5.2. Der Einwand ist unbegründet. Die Rechtsprechung hat wiederholt betont, dass bei einem teilweisen Freispruch gestützt auf das Verbot der reformatio in peius nicht automatisch eine mildere Bestrafung erfolgen muss (Urteile 6B_670/2009 vom 17. November 2009 E. 3.2; 6B_332/2009 vom 4. August 2009 E. 4.2; 6B_495/2008 vom 27. Dezember 2008 E. 1.4).
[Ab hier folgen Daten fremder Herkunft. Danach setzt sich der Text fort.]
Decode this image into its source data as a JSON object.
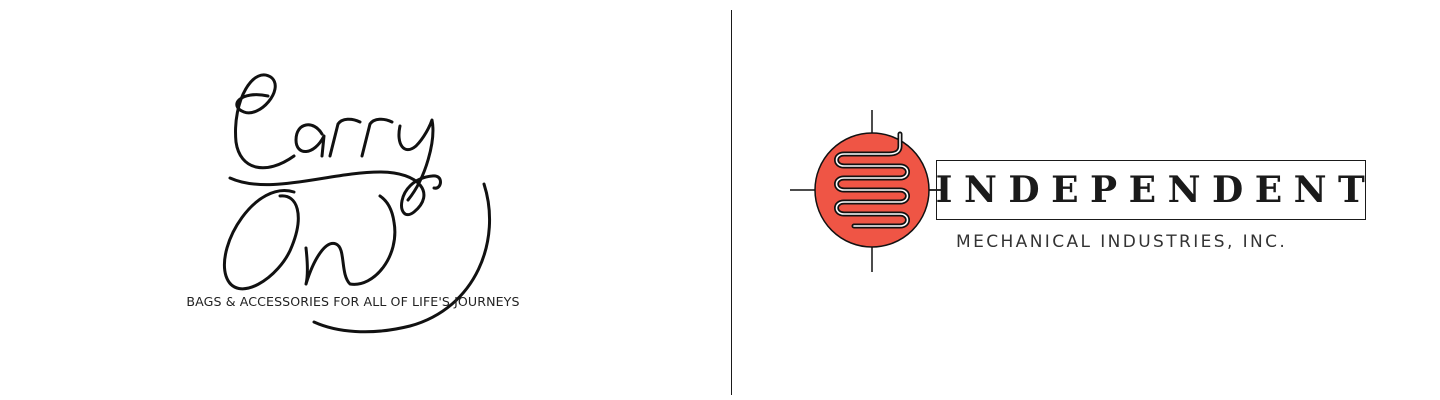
{
  "carry_on": {
    "wordmark": "Carry On",
    "tagline": "BAGS & ACCESSORIES FOR ALL OF LIFE'S JOURNEYS"
  },
  "independent": {
    "name": "INDEPENDENT",
    "subtitle": "MECHANICAL INDUSTRIES, INC.",
    "accent_color": "#ef5545"
  }
}
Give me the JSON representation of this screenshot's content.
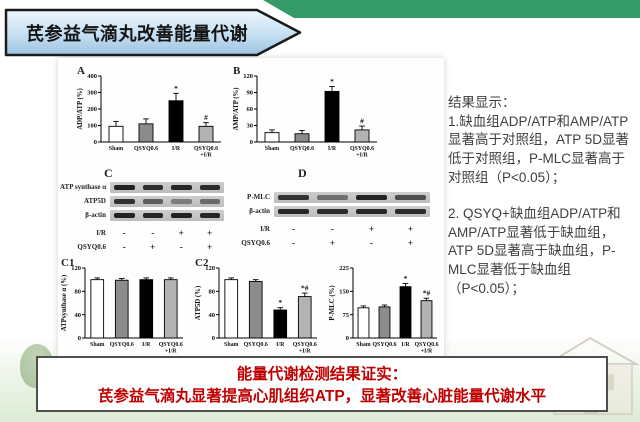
{
  "slide": {
    "title": "芪参益气滴丸改善能量代谢",
    "conclusion_line1": "能量代谢检测结果证实：",
    "conclusion_line2": "芪参益气滴丸显著提高心肌组织ATP，显著改善心脏能量代谢水平"
  },
  "results_text": {
    "heading": "结果显示：",
    "point1": "1.缺血组ADP/ATP和AMP/ATP显著高于对照组，ATP 5D显著低于对照组，P-MLC显著高于对照组（P<0.05）；",
    "point2": "2. QSYQ+缺血组ADP/ATP和AMP/ATP显著低于缺血组，ATP 5D显著高于缺血组，P-MLC显著低于缺血组（P<0.05）；"
  },
  "colors": {
    "header_green": "#349a67",
    "banner_blue_top": "#eef7fd",
    "banner_blue_mid": "#c9e2f4",
    "banner_blue_bottom": "#9cc3e0",
    "banner_border": "#1b1b1b",
    "conclusion_red": "#c00000",
    "bar_fills": [
      "#ffffff",
      "#8c8c8c",
      "#000000",
      "#b3b3b3"
    ]
  },
  "chart_data": [
    {
      "type": "bar",
      "panel": "A",
      "ylabel": "ADP/ATP (%)",
      "ylim": [
        0,
        400
      ],
      "yticks": [
        0,
        100,
        200,
        300,
        400
      ],
      "categories": [
        "Sham",
        "QSYQ0.6",
        "I/R",
        "QSYQ0.6+I/R"
      ],
      "values": [
        95,
        110,
        250,
        95
      ],
      "errors": [
        30,
        30,
        45,
        22
      ],
      "annotations": [
        "",
        "",
        "*",
        "#"
      ]
    },
    {
      "type": "bar",
      "panel": "B",
      "ylabel": "AMP/ATP (%)",
      "ylim": [
        0,
        120
      ],
      "yticks": [
        0,
        30,
        60,
        90,
        120
      ],
      "categories": [
        "Sham",
        "QSYQ0.6",
        "I/R",
        "QSYQ0.6+I/R"
      ],
      "values": [
        17,
        15,
        92,
        22
      ],
      "errors": [
        5,
        6,
        9,
        7
      ],
      "annotations": [
        "",
        "",
        "*",
        "#"
      ]
    },
    {
      "type": "bar",
      "panel": "C1",
      "ylabel": "ATPsynthase α (%)",
      "ylim": [
        0,
        120
      ],
      "yticks": [
        0,
        40,
        80,
        120
      ],
      "categories": [
        "Sham",
        "QSYQ0.6",
        "I/R",
        "QSYQ0.6+I/R"
      ],
      "values": [
        100,
        99,
        100,
        100
      ],
      "errors": [
        3,
        3,
        3,
        3
      ],
      "annotations": [
        "",
        "",
        "",
        ""
      ]
    },
    {
      "type": "bar",
      "panel": "C2",
      "ylabel": "ATP5D (%)",
      "ylim": [
        0,
        120
      ],
      "yticks": [
        0,
        40,
        80,
        120
      ],
      "categories": [
        "Sham",
        "QSYQ0.6",
        "I/R",
        "QSYQ0.6+I/R"
      ],
      "values": [
        100,
        97,
        48,
        71
      ],
      "errors": [
        3,
        3,
        4,
        6
      ],
      "annotations": [
        "",
        "",
        "*",
        "*#"
      ]
    },
    {
      "type": "bar",
      "panel": "",
      "ylabel": "P-MLC (%)",
      "ylim": [
        0,
        225
      ],
      "yticks": [
        0,
        75,
        150,
        225
      ],
      "categories": [
        "Sham",
        "QSYQ0.6",
        "I/R",
        "QSYQ0.6+I/R"
      ],
      "values": [
        97,
        100,
        165,
        120
      ],
      "errors": [
        6,
        6,
        10,
        8
      ],
      "annotations": [
        "",
        "",
        "*",
        "*#"
      ]
    }
  ],
  "blots": [
    {
      "panel": "C",
      "rows": [
        {
          "label": "ATP synthase α",
          "lanes": [
            0.95,
            0.88,
            0.93,
            0.9
          ]
        },
        {
          "label": "ATP5D",
          "lanes": [
            0.85,
            0.6,
            0.42,
            0.52
          ]
        },
        {
          "label": "β-actin",
          "lanes": [
            0.95,
            0.93,
            0.95,
            0.93
          ]
        }
      ],
      "treatments": [
        {
          "label": "I/R",
          "signs": [
            "-",
            "-",
            "+",
            "+"
          ]
        },
        {
          "label": "QSYQ0.6",
          "signs": [
            "-",
            "+",
            "-",
            "+"
          ]
        }
      ]
    },
    {
      "panel": "D",
      "rows": [
        {
          "label": "P-MLC",
          "lanes": [
            0.85,
            0.5,
            0.95,
            0.7
          ]
        },
        {
          "label": "β-actin",
          "lanes": [
            0.92,
            0.9,
            0.92,
            0.9
          ]
        }
      ],
      "treatments": [
        {
          "label": "I/R",
          "signs": [
            "-",
            "-",
            "+",
            "+"
          ]
        },
        {
          "label": "QSYQ0.6",
          "signs": [
            "-",
            "+",
            "-",
            "+"
          ]
        }
      ]
    }
  ]
}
An dieser Rechtsprechung ist auch unter der vorliegend anwendbaren (Art. 453 Abs. 2 StPO; Urteil 6B_425/2011 vom 10. April 2012 E. 2.2) Bestimmung von Art. 391 Abs. 2 StPO festzuhalten (vgl. Niklaus Oberholzer, Grundzüge des Strafprozessrechts, 3. Aufl. 2012, N. 1635 S. 577 f.; Viktor Lieber, in: Kommentar zur Schweizerischen Strafprozessordnung, Donatsch/Hansjakob/Lieber [Hrsg.], 2010, N. 13 zu Art. 391 StPO; Richard Calame, in: Commentaire romand, Code de procédure pénale suisse, 2011, N. 9 zu Art. 391 StPO).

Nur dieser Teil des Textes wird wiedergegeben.